El papa Juan Pablo II gozó de un modo original de comunicarse a través de sus viajes y el uso de “los medios de comunicación, que dieron gran difusión a sus ideas e hicieron de él un gran seductor de masas”, fue capaz de dejar una profunda huella de amor entre los mexicanos.
Junto con Juan XXIII “El Papa bueno”, considero sus historias como las más agradables del catolicismo mundial, muestras de gran sabiduría y amor al prójimo, que nace de lo más profundo de unos hombres de Dios, llenos de la fuerza de la fe y el poder de la bondad.
“Desde el martes 19 de abril de 2005, el cardenal alemán de 78 años Joseph Ratzinger, después de 4 o 5 votaciones secretas en la Capilla Sixtina, a lo largo de 25 horas, fue electo Papa de más de mil millones de fieles en el mundo, escogiendo el nombre de Benedicto XVI, se convirtió en el Papa 265 y el segundo Papa no italiano desde Adriano VI en 1522.”1
En la plaza de San Pedro, emocionado, nervioso y con un rostro que demostraba cansancio por la larga jornada de trabajo, desde el balcón, su primer mensaje de pocos minutos fue: “Después del gran Papa Juan Pablo II, los cardenales me han elegido: un trabajador humilde en la viña del Señor… me encomiendo a vuestras oraciones”.2 Después impartió la bendición Urbi et Orbi.

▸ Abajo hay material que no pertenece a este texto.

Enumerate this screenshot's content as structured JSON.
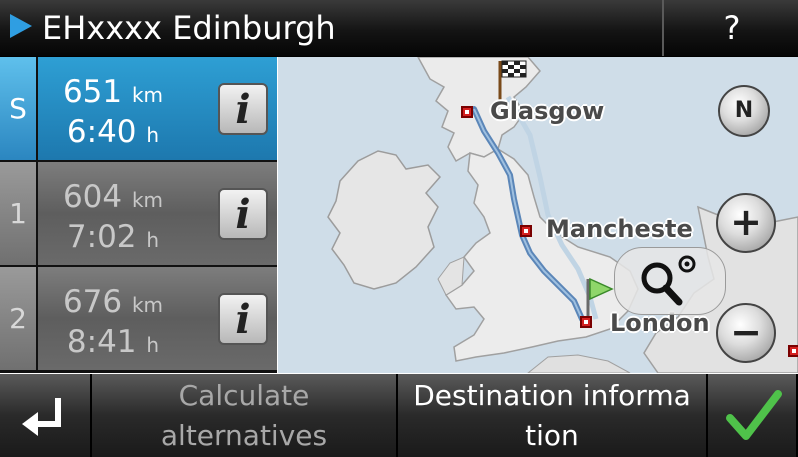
{
  "header": {
    "title": "EHxxxx Edinburgh",
    "help_label": "?"
  },
  "routes": [
    {
      "index": "S",
      "distance": "651",
      "distance_unit": "km",
      "time": "6:40",
      "time_unit": "h",
      "selected": true
    },
    {
      "index": "1",
      "distance": "604",
      "distance_unit": "km",
      "time": "7:02",
      "time_unit": "h",
      "selected": false
    },
    {
      "index": "2",
      "distance": "676",
      "distance_unit": "km",
      "time": "8:41",
      "time_unit": "h",
      "selected": false
    }
  ],
  "map": {
    "cities": [
      "Glasgow",
      "Mancheste",
      "London"
    ],
    "compass_label": "N",
    "zoom_in_label": "+",
    "zoom_out_label": "−",
    "route_color": "#5b86b8"
  },
  "toolbar": {
    "calculate_line1": "Calculate",
    "calculate_line2": "alternatives",
    "destination_line1": "Destination informa",
    "destination_line2": "tion"
  },
  "colors": {
    "accent_blue": "#2e9fd4",
    "confirm_green": "#4fc24a",
    "marker_red": "#d42020"
  }
}
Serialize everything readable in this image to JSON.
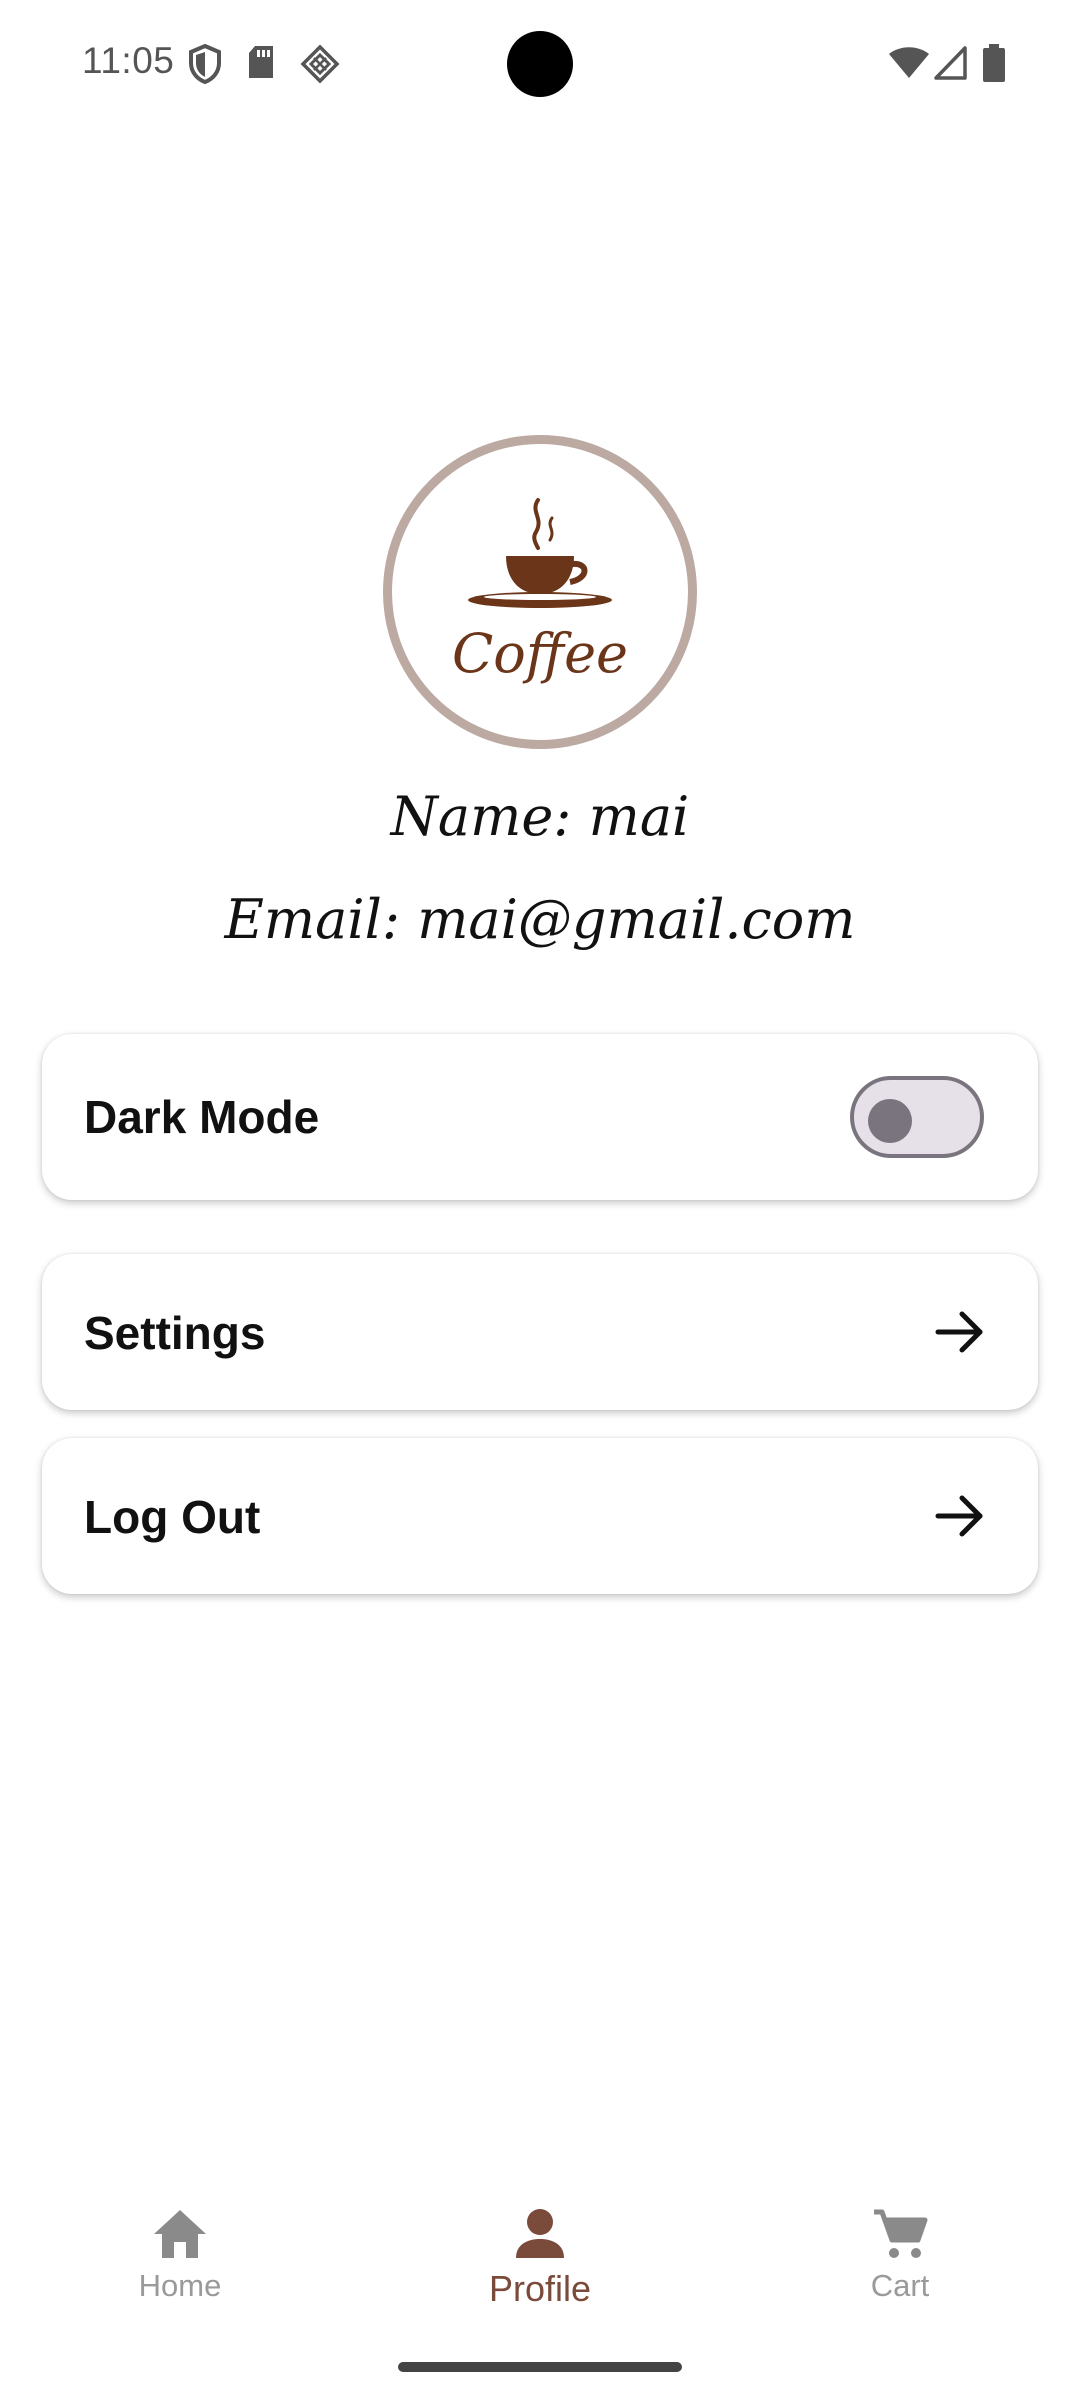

Es una buena nueva la visita del viaje apostólico de Su Santidad Benedicto XVI, a México y a Cuba, en la que obispos de América, de Europa y millones de seres humanos de buena voluntad habremos de orar y participar. En nuestro país estará los próximos días 23, 24 y 25 de marzo en el estado de Guanajuato, en León y Silao, concluyendo su estadía la mañana del lunes 26 en el aeropuerto de León, donde abordará el avión rumbo a Santiago de Cuba.
Ejemplar es la participación de miles de voluntarios y de las autoridades de los tres órdenes de gobierno que se preparan con un extraordinario esfuerzo para recibir, atender, hospedar y honrar a tan distinguido visitante.
Hago votos porque un hombre de Dios, con su santa presencia, traiga a nuestra Patria el amparo y el resguardo para que “la paz social y la tranquilidad pérdida”, en algunas regiones del país sea restablecida.
Cuenta Jorge Obregón, que la humildad y sencillez del Papa Benedicto XVI es extraordinariamente ejemplar: “Un momento que nos habla un poco de nuestro Papa, se refiere a una misa que celebró el verano de 2003. Una niña de unos 11 años aproximadamente, le pidió si él podría celebrarle la misa de su Primera Comunión. Él, con su característica cercanía y espíritu paternal, aceptó.
Un diácono amigo mío estuvo ahí presente. Me contaba, con una sonrisa, que durante la homilía había visto la talla de sacerdote que era. Me decía: ‘Mira, cuando llegó el sermón, el Cardenal, que tiene una mente privilegiada y acostumbrado a discursos muy elevados, le habló 15 minutos a la niña sin preocuparse de los demás. Se bajó al nivel de la festejada, como si sólo estuviera ella. Sin embargo, a todos nos tenía embobados, y a la niña, ¡ni se diga!’.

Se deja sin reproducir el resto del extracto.